The price oligarchs must pay for all this, however, is not small. Trump’s pathological attachment to high tariffs, his never-ending threats to destabilize the Federal Reserve, and, increasingly, his demands that corporations bend the knee are all more than these plutocrats likely bargained for. And even as Trump dismantles regulatory agencies whose orderly operations are dictated by the 1946 Administrative Procedure Act, the president is introducing a new, much less accountable, much more chaotic regulatory regime dictated by his own whims. As the onetime Fortune editor Bill Saporito wrote last week in The New York Times: “In ripping up numerous business regulations, Trump seems intent on replacing them with himself.”

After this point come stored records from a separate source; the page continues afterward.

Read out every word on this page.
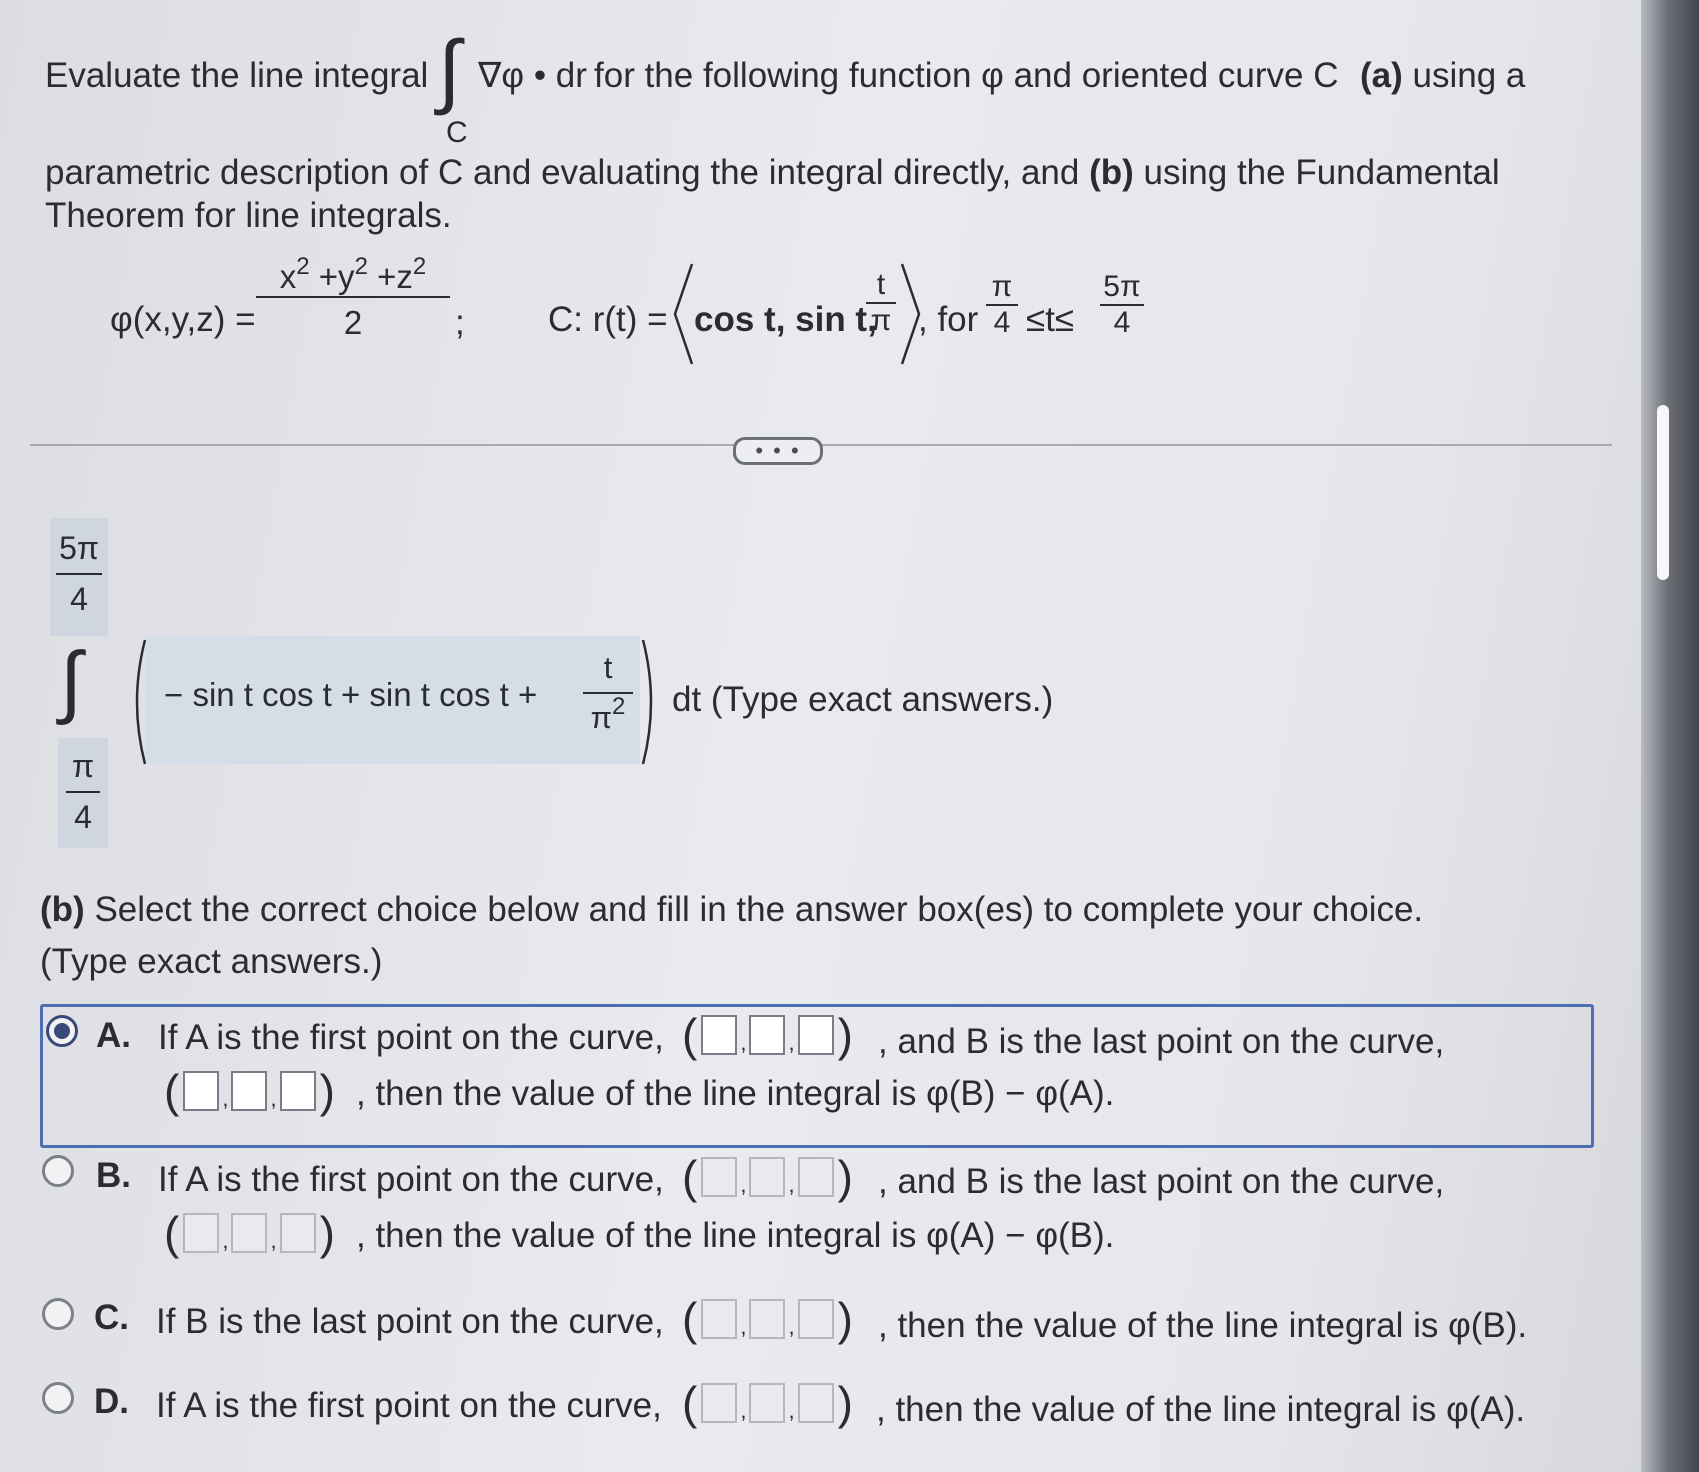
Evaluate the line integral ∫
C
∇φ • dr for the following function φ and oriented curve C (a) using a
parametric description of C and evaluating the integral directly, and (b) using the Fundamental
Theorem for line integrals.
φ(x,y,z) =
$x^2 +y^2 +z^2$
2	; C: r(t) = cos t, sin t,
t
π , for
π
4 ≤t≤
5π
4
• • •
5π
4
∫
π
4
− sin t cos t + sin t cos t +
t
$\pi^2$ dt (Type exact answers.)
(b) Select the correct choice below and fill in the answer box(es) to complete your choice.
(Type exact answers.)
A. If A is the first point on the curve, ( , , ) , and B is the last point on the curve,
( , , ) , then the value of the line integral is φ(B) − φ(A).
B. If A is the first point on the curve, ( , , ) , and B is the last point on the curve,
( , , ) , then the value of the line integral is φ(A) − φ(B).
C. If B is the last point on the curve, ( , , ) , then the value of the line integral is φ(B).
D. If A is the first point on the curve, ( , , ) , then the value of the line integral is φ(A).
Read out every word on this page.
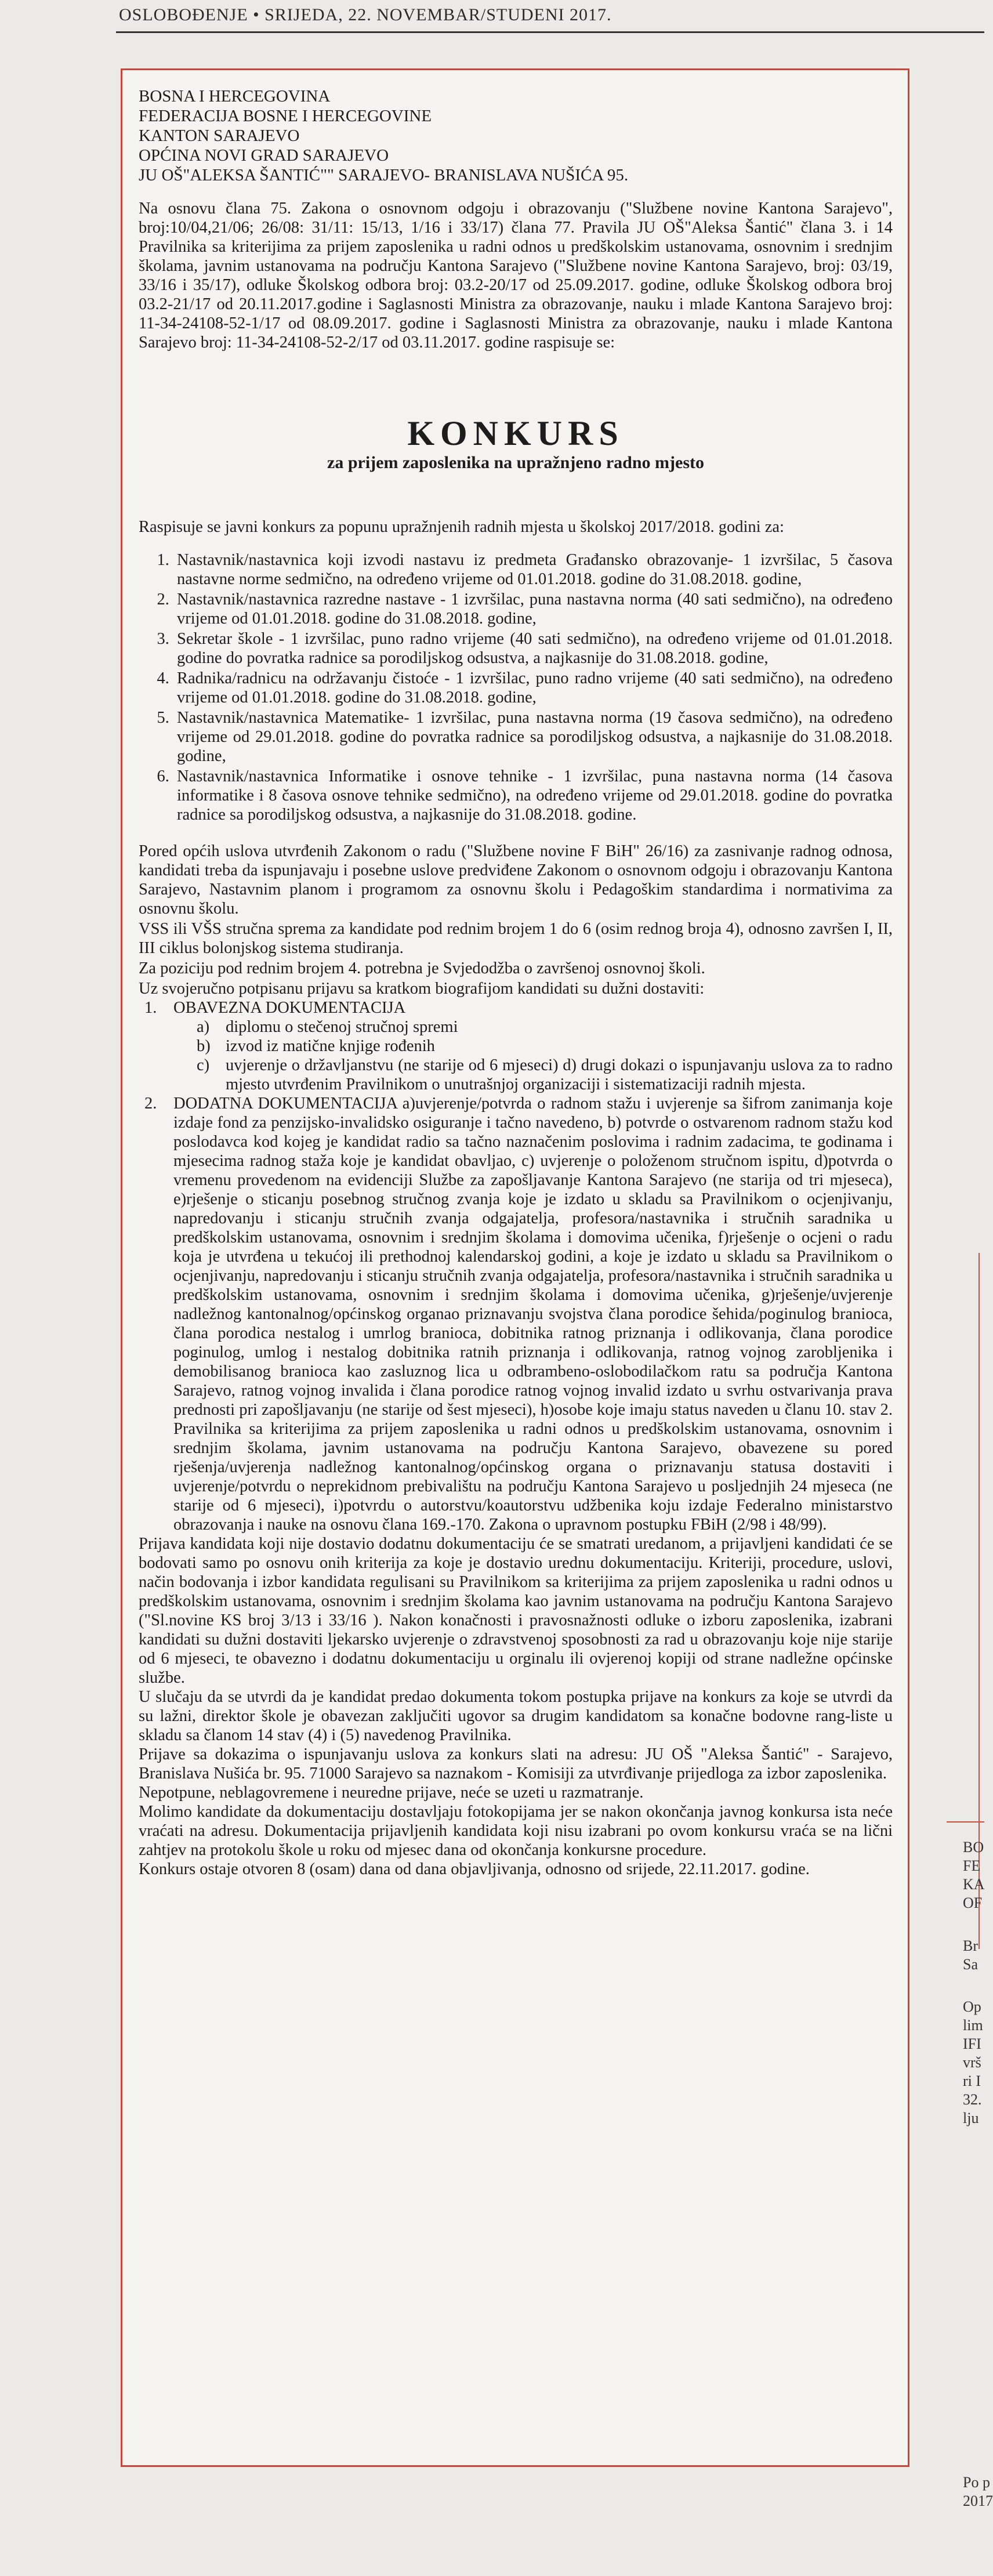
OSLOBOĐENJE • SRIJEDA, 22. NOVEMBAR/STUDENI 2017.
BO
FE
KA
OF
Br
Sa
Op
lim
IFI
vrš
ri I
32.
lju
Po p
2017
BOSNA I HERCEGOVINA
FEDERACIJA BOSNE I HERCEGOVINE
KANTON SARAJEVO
OPĆINA NOVI GRAD SARAJEVO
JU OŠ"ALEKSA ŠANTIĆ"" SARAJEVO- BRANISLAVA NUŠIĆA 95.

Na osnovu člana 75. Zakona o osnovnom odgoju i obrazovanju ("Službene novine Kantona Sarajevo", broj:10/04,21/06; 26/08: 31/11: 15/13, 1/16 i 33/17) člana 77. Pravila JU OŠ"Aleksa Šantić" člana 3. i 14 Pravilnika sa kriterijima za prijem zaposlenika u radni odnos u predškolskim ustanovama, osnovnim i srednjim školama, javnim ustanovama na području Kantona Sarajevo ("Službene novine Kantona Sarajevo, broj: 03/19, 33/16 i 35/17), odluke Školskog odbora broj: 03.2-20/17 od 25.09.2017. godine, odluke Školskog odbora broj 03.2-21/17 od 20.11.2017.godine i Saglasnosti Ministra za obrazovanje, nauku i mlade Kantona Sarajevo broj: 11-34-24108-52-1/17 od 08.09.2017. godine i Saglasnosti Ministra za obrazovanje, nauku i mlade Kantona Sarajevo broj: 11-34-24108-52-2/17 od 03.11.2017. godine raspisuje se:

KONKURS
za prijem zaposlenika na upražnjeno radno mjesto

Raspisuje se javni konkurs za popunu upražnjenih radnih mjesta u školskoj 2017/2018. godini za:

1. Nastavnik/nastavnica koji izvodi nastavu iz predmeta Građansko obrazovanje- 1 izvršilac, 5 časova nastavne norme sedmično, na određeno vrijeme od 01.01.2018. godine do 31.08.2018. godine,
2. Nastavnik/nastavnica razredne nastave - 1 izvršilac, puna nastavna norma (40 sati sedmično), na određeno vrijeme od 01.01.2018. godine do 31.08.2018. godine,
3. Sekretar škole - 1 izvršilac, puno radno vrijeme (40 sati sedmično), na određeno vrijeme od 01.01.2018. godine do povratka radnice sa porodiljskog odsustva, a najkasnije do 31.08.2018. godine,
4. Radnika/radnicu na održavanju čistoće - 1 izvršilac, puno radno vrijeme (40 sati sedmično), na određeno vrijeme od 01.01.2018. godine do 31.08.2018. godine,
5. Nastavnik/nastavnica Matematike- 1 izvršilac, puna nastavna norma (19 časova sedmično), na određeno vrijeme od 29.01.2018. godine do povratka radnice sa porodiljskog odsustva, a najkasnije do 31.08.2018. godine,
6. Nastavnik/nastavnica Informatike i osnove tehnike - 1 izvršilac, puna nastavna norma (14 časova informatike i 8 časova osnove tehnike sedmično), na određeno vrijeme od 29.01.2018. godine do povratka radnice sa porodiljskog odsustva, a najkasnije do 31.08.2018. godine.

Pored općih uslova utvrđenih Zakonom o radu ("Službene novine F BiH" 26/16) za zasnivanje radnog odnosa, kandidati treba da ispunjavaju i posebne uslove predviđene Zakonom o osnovnom odgoju i obrazovanju Kantona Sarajevo, Nastavnim planom i programom za osnovnu školu i Pedagoškim standardima i normativima za osnovnu školu.

VSS ili VŠS stručna sprema za kandidate pod rednim brojem 1 do 6 (osim rednog broja 4), odnosno završen I, II, III ciklus bolonjskog sistema studiranja.

Za poziciju pod rednim brojem 4. potrebna je Svjedodžba o završenoj osnovnoj školi.

Uz svojeručno potpisanu prijavu sa kratkom biografijom kandidati su dužni dostaviti:

1. OBAVEZNA DOKUMENTACIJA
a) diplomu o stečenoj stručnoj spremi
b) izvod iz matične knjige rođenih
c) uvjerenje o državljanstvu (ne starije od 6 mjeseci) d) drugi dokazi o ispunjavanju uslova za to radno mjesto utvrđenim Pravilnikom o unutrašnjoj organizaciji i sistematizaciji radnih mjesta.
2. DODATNA DOKUMENTACIJA a)uvjerenje/potvrda o radnom stažu i uvjerenje sa šifrom zanimanja koje izdaje fond za penzijsko-invalidsko osiguranje i tačno navedeno, b) potvrde o ostvarenom radnom stažu kod poslodavca kod kojeg je kandidat radio sa tačno naznačenim poslovima i radnim zadacima, te godinama i mjesecima radnog staža koje je kandidat obavljao, c) uvjerenje o položenom stručnom ispitu, d)potvrda o vremenu provedenom na evidenciji Službe za zapošljavanje Kantona Sarajevo (ne starija od tri mjeseca), e)rješenje o sticanju posebnog stručnog zvanja koje je izdato u skladu sa Pravilnikom o ocjenjivanju, napredovanju i sticanju stručnih zvanja odgajatelja, profesora/nastavnika i stručnih saradnika u predškolskim ustanovama, osnovnim i srednjim školama i domovima učenika, f)rješenje o ocjeni o radu koja je utvrđena u tekućoj ili prethodnoj kalendarskoj godini, a koje je izdato u skladu sa Pravilnikom o ocjenjivanju, napredovanju i sticanju stručnih zvanja odgajatelja, profesora/nastavnika i stručnih saradnika u predškolskim ustanovama, osnovnim i srednjim školama i domovima učenika, g)rješenje/uvjerenje nadležnog kantonalnog/općinskog organao priznavanju svojstva člana porodice šehida/poginulog branioca, člana porodica nestalog i umrlog branioca, dobitnika ratnog priznanja i odlikovanja, člana porodice poginulog, umlog i nestalog dobitnika ratnih priznanja i odlikovanja, ratnog vojnog zarobljenika i demobilisanog branioca kao zasluznog lica u odbrambeno-oslobodilačkom ratu sa područja Kantona Sarajevo, ratnog vojnog invalida i člana porodice ratnog vojnog invalid izdato u svrhu ostvarivanja prava prednosti pri zapošljavanju (ne starije od šest mjeseci), h)osobe koje imaju status naveden u članu 10. stav 2. Pravilnika sa kriterijima za prijem zaposlenika u radni odnos u predškolskim ustanovama, osnovnim i srednjim školama, javnim ustanovama na području Kantona Sarajevo, obavezene su pored rješenja/uvjerenja nadležnog kantonalnog/općinskog organa o priznavanju statusa dostaviti i uvjerenje/potvrdu o neprekidnom prebivalištu na području Kantona Sarajevo u posljednjih 24 mjeseca (ne starije od 6 mjeseci), i)potvrdu o autorstvu/koautorstvu udžbenika koju izdaje Federalno ministarstvo obrazovanja i nauke na osnovu člana 169.-170. Zakona o upravnom postupku FBiH (2/98 i 48/99).

Prijava kandidata koji nije dostavio dodatnu dokumentaciju će se smatrati uredanom, a prijavljeni kandidati će se bodovati samo po osnovu onih kriterija za koje je dostavio urednu dokumentaciju. Kriteriji, procedure, uslovi, način bodovanja i izbor kandidata regulisani su Pravilnikom sa kriterijima za prijem zaposlenika u radni odnos u predškolskim ustanovama, osnovnim i srednjim školama kao javnim ustanovama na području Kantona Sarajevo ("Sl.novine KS broj 3/13 i 33/16 ). Nakon konačnosti i pravosnažnosti odluke o izboru zaposlenika, izabrani kandidati su dužni dostaviti ljekarsko uvjerenje o zdravstvenoj sposobnosti za rad u obrazovanju koje nije starije od 6 mjeseci, te obavezno i dodatnu dokumentaciju u orginalu ili ovjerenoj kopiji od strane nadležne općinske službe.

U slučaju da se utvrdi da je kandidat predao dokumenta tokom postupka prijave na konkurs za koje se utvrdi da su lažni, direktor škole je obavezan zaključiti ugovor sa drugim kandidatom sa konačne bodovne rang-liste u skladu sa članom 14 stav (4) i (5) navedenog Pravilnika.

Prijave sa dokazima o ispunjavanju uslova za konkurs slati na adresu: JU OŠ "Aleksa Šantić" - Sarajevo, Branislava Nušića br. 95. 71000 Sarajevo sa naznakom - Komisiji za utvrđivanje prijedloga za izbor zaposlenika.

Nepotpune, neblagovremene i neuredne prijave, neće se uzeti u razmatranje.

Molimo kandidate da dokumentaciju dostavljaju fotokopijama jer se nakon okončanja javnog konkursa ista neće vraćati na adresu. Dokumentacija prijavljenih kandidata koji nisu izabrani po ovom konkursu vraća se na lični zahtjev na protokolu škole u roku od mjesec dana od okončanja konkursne procedure.

Konkurs ostaje otvoren 8 (osam) dana od dana objavljivanja, odnosno od srijede, 22.11.2017. godine.
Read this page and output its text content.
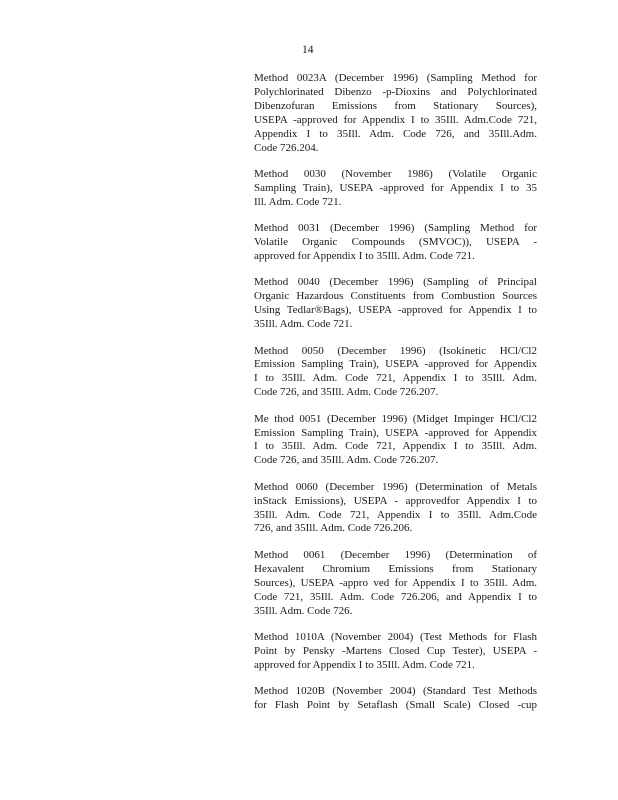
14

Method 0023A (December 1996) (Sampling Method for
Polychlorinated Dibenzo -p-Dioxins and Polychlorinated
Dibenzofuran Emissions from Stationary Sources),
USEPA -approved for Appendix I to 35Ill. Adm.Code 721,
Appendix I to 35Ill. Adm. Code 726, and 35Ill.Adm.
Code 726.204.

Method 0030 (November 1986) (Volatile Organic
Sampling Train), USEPA -approved for Appendix I to 35
Ill. Adm. Code 721.

Method 0031 (December 1996) (Sampling Method for
Volatile Organic Compounds (SMVOC)), USEPA -
approved for Appendix I to 35Ill. Adm. Code 721.

Method 0040 (December 1996) (Sampling of Principal
Organic Hazardous Constituents from Combustion Sources
Using Tedlar®Bags), USEPA -approved for Appendix I to
35Ill. Adm. Code 721.

Method 0050 (December 1996) (Isokinetic HCl/Cl2
Emission Sampling Train), USEPA -approved for Appendix
I to 35Ill. Adm. Code 721, Appendix I to 35Ill. Adm.
Code 726, and 35Ill. Adm. Code 726.207.

Me thod 0051 (December 1996) (Midget Impinger HCl/Cl2
Emission Sampling Train), USEPA -approved for Appendix
I to 35Ill. Adm. Code 721, Appendix I to 35Ill. Adm.
Code 726, and 35Ill. Adm. Code 726.207.

Method 0060 (December 1996) (Determination of Metals
inStack Emissions), USEPA - approvedfor Appendix I to
35Ill. Adm. Code 721, Appendix I to 35Ill. Adm.Code
726, and 35Ill. Adm. Code 726.206.

Method 0061 (December 1996) (Determination of
Hexavalent Chromium Emissions from Stationary
Sources), USEPA -appro ved for Appendix I to 35Ill. Adm.
Code 721, 35Ill. Adm. Code 726.206, and Appendix I to
35Ill. Adm. Code 726.

Method 1010A (November 2004) (Test Methods for Flash
Point by Pensky -Martens Closed Cup Tester), USEPA -
approved for Appendix I to 35Ill. Adm. Code 721.

Method 1020B (November 2004) (Standard Test Methods
for Flash Point by Setaflash (Small Scale) Closed -cup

Goodbye, administrative state; hello, fascist corporatism. To quote Benito Mussolini: “Tutto nello Stato, niente al di fuori dello Stato, nulla contro lo Stato” (“Everything within the State, nothing outside the State, nothing against the State”). Or perhaps we should say: “Tutto nello Trump, nienta al di fuori della Trump, nulla contro lo Trump.” The shoe certainly fits; according to an April New Republic article by Alexander Stille, Trump’s pathological narcissism makes him a chip off Il Duce’s block.
In his Times piece, Saporito, following The Wall Street Journal’s Greg Ip, called the new Trump doctrine “state capitalism,” but that’s a euphemism that encourages false equivalence between what Trump is doing and President Joe Biden’s economic policies to promote chip manufacturing and clean energy. Love or hate the CHIPS and Science Act and the Inflation Reduction Act, these were achieved through constitutional means. Trump’s ideas very often aren’t.